Yes, you can find the acceleration first. Draw two free body diagrams, one for the particle and one for the wedge, then apply Newton's Second law. You should get three equations that count, two are for the x and y motion of the particle and one for the x motion of the wedge. There are three unknowns, the acceleration of the wedge, the acceleration of the particle and the normal force between the wedge and the particle. There is a fourth equation that will give you the normal force exerted by the surface on the wedge, but that does not relate to the questions asked by the problem.

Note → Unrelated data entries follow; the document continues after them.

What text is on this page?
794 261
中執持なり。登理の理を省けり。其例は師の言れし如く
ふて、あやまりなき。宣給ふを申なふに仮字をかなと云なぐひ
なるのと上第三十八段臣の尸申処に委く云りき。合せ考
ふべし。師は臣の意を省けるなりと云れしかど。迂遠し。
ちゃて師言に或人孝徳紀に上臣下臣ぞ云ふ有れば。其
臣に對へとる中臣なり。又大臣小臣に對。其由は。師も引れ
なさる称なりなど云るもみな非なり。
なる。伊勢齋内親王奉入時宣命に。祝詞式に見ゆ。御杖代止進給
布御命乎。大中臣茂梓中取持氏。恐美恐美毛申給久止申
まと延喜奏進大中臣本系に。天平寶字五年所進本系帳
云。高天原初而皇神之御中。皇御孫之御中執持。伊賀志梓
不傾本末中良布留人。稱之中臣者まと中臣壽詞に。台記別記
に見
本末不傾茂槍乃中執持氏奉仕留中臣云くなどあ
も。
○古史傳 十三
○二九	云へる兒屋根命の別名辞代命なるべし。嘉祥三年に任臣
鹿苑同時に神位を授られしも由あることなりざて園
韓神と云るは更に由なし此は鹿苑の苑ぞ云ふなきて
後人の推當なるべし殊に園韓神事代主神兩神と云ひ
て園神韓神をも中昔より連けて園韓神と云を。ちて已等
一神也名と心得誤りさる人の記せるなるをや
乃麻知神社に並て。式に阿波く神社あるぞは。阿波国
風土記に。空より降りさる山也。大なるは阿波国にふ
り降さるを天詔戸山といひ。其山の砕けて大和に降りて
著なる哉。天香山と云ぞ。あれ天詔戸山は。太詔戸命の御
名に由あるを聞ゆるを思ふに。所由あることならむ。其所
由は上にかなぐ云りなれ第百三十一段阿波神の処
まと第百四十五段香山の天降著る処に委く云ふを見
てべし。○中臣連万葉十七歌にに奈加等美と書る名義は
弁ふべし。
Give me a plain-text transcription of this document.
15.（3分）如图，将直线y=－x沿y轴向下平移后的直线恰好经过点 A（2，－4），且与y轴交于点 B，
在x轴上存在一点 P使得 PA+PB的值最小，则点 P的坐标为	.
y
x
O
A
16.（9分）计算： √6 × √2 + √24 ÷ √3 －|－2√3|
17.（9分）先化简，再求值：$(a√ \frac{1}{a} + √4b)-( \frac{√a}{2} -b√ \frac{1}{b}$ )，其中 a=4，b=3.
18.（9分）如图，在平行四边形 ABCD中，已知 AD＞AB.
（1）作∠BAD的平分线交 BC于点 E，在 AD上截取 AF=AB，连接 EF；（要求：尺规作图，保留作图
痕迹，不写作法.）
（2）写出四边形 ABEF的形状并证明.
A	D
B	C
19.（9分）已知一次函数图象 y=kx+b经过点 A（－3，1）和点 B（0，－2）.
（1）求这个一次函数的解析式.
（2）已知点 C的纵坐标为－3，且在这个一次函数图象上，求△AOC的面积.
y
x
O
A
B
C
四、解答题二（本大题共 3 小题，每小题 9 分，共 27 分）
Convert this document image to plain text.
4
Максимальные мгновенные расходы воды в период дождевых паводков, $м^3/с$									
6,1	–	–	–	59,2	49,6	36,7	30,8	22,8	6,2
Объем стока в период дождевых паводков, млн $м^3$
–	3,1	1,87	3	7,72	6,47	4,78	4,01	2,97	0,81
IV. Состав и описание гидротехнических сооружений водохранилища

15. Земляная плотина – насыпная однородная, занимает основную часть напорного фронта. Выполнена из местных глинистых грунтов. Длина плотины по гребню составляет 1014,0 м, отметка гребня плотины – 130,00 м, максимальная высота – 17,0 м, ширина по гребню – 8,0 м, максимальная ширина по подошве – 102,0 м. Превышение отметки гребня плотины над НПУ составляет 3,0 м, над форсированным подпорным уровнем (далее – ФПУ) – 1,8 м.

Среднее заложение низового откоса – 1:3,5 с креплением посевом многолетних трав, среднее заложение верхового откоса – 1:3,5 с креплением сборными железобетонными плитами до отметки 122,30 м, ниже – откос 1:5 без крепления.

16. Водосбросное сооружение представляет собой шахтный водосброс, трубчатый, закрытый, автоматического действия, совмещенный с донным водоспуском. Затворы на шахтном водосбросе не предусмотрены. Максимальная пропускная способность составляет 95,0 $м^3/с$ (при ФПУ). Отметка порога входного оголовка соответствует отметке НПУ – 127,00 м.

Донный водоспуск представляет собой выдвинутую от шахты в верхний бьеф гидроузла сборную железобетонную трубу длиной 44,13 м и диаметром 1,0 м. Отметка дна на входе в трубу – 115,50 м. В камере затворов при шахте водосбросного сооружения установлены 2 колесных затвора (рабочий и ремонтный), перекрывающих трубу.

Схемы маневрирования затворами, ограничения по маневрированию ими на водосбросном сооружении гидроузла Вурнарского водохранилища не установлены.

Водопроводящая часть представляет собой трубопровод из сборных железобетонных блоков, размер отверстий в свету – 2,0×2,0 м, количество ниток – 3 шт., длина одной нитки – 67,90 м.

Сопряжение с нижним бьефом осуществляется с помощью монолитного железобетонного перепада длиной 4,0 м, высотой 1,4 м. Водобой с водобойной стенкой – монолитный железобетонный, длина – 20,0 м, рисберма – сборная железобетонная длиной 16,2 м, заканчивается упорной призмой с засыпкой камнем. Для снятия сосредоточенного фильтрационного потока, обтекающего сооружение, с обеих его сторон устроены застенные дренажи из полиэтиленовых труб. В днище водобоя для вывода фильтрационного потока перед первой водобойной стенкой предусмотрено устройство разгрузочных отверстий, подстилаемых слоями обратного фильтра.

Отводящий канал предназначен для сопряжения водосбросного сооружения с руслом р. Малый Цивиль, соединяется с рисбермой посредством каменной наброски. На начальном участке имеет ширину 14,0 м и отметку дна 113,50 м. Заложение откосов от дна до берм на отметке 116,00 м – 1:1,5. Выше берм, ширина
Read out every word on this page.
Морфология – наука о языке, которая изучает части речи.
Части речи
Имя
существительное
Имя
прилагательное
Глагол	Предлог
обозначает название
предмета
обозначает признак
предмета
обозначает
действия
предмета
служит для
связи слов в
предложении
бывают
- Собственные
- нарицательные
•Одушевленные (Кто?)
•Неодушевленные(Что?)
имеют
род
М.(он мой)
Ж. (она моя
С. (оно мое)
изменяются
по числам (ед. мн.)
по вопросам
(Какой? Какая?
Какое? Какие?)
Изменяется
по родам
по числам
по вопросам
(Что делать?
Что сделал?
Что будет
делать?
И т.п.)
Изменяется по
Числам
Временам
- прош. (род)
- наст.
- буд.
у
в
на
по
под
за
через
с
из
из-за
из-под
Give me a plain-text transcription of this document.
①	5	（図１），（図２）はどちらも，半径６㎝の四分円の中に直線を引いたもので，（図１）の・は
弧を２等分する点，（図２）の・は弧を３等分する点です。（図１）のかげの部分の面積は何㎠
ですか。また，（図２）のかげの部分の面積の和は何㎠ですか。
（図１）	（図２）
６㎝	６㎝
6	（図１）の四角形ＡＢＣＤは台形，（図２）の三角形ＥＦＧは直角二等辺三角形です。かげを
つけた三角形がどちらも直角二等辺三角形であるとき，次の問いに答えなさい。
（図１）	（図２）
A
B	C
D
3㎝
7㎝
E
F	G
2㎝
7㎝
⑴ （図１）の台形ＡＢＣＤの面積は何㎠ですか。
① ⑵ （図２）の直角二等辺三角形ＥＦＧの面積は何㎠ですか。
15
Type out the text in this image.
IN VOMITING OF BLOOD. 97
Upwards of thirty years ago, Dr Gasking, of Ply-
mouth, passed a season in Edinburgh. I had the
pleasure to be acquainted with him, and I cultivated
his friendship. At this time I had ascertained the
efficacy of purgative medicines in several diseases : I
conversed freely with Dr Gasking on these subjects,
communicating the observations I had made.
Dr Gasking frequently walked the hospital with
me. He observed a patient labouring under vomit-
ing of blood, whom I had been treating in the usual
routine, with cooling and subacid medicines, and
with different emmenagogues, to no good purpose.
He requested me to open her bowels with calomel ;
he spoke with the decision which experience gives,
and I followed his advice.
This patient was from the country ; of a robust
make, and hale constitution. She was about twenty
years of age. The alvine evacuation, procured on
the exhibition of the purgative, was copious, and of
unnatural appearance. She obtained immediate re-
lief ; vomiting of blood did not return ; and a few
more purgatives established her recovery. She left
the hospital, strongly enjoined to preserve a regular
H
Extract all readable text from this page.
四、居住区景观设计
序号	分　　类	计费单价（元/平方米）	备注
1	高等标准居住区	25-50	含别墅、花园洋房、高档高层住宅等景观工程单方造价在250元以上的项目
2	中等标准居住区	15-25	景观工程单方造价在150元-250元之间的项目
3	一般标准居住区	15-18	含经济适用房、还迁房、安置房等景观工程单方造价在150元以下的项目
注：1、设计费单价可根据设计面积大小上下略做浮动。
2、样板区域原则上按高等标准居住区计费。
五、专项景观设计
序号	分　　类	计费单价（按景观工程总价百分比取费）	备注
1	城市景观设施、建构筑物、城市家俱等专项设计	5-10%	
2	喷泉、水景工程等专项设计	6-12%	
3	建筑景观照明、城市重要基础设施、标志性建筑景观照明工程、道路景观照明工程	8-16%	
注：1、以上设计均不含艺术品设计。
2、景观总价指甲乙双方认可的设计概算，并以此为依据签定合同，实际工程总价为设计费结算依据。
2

If you really want to do this, you will have to post your diagrams and equations so that I can check them and help you along.

 

[ehild]

The normal force can be obtained by using the constraint that the particle moves along the slope. Let be its relative position with respect to the bottom point of the wedge (x_r,y). Then y/x_r=tan(φ) must hold. In the frame of reference in rest, x is the position of the particle and Xw is that of the wedge. x_r=x-Xw and x-Xw=y/tan(φ). The same equations holds for the accelerations: a_x, a_y(particle) Aw(wedge): a_x-Aw=a_y/tan(φ). Write the three equations for the acceleration components in terms of the normal force N. You have four equations with four unknowns.


ehild

 

[kyrdmenchou]

im having a problem in solving the given project to us.. about motion, falling object, and projectile motion..

 

[ehild]

Have you given up finding the acceleration in the wedge problem?
If you want help, show what you think and what you have done in order to solve the problem. Finding the accelerations in this problem is difficult. If you have problems generally, solve simple things first.

ehild

 

[athrun200]

Have you given up finding the acceleration in the wedge problem?
If you want help, show what you think and what you have done in order to solve the problem. Finding the accelerations in this problem is difficult. If you have problems generally, solve simple things first.

ehild

I have just finished this problem, 4 unknowns, 4 equations and I solve them correctly.
Thanks for everyone's help.

Now I am wondering how to do the final part, part d.
The answer said the since it is interal force, it won't affect the result.
But I don't understand why.

 

[ehild]

Do not try to solve this one by solving for the accelerations first. Friction consumes energy, its slows down the motions and increases the time for the particle to reach the bottom of the slope. But the CM of the whole system does not accelerate, as no external force acts in the horizontal direction.

ehild

 

[kuruman]

I have just finished this problem, 4 unknowns, 4 equations and I solve them correctly.
Thanks for everyone's help.

Now I am wondering how to do the final part, part d.
The answer said the since it is interal force, it won't affect the result.
But I don't understand why.

You found the answer to part (a) by conserving momentum in the horizontal direction and saying that the CM does not move. Does the CM move when you turn friction on? If so, what is the net horizontal force that causes it to move?

 

[athrun200]

Thanks everyone! I finally complete question 1 !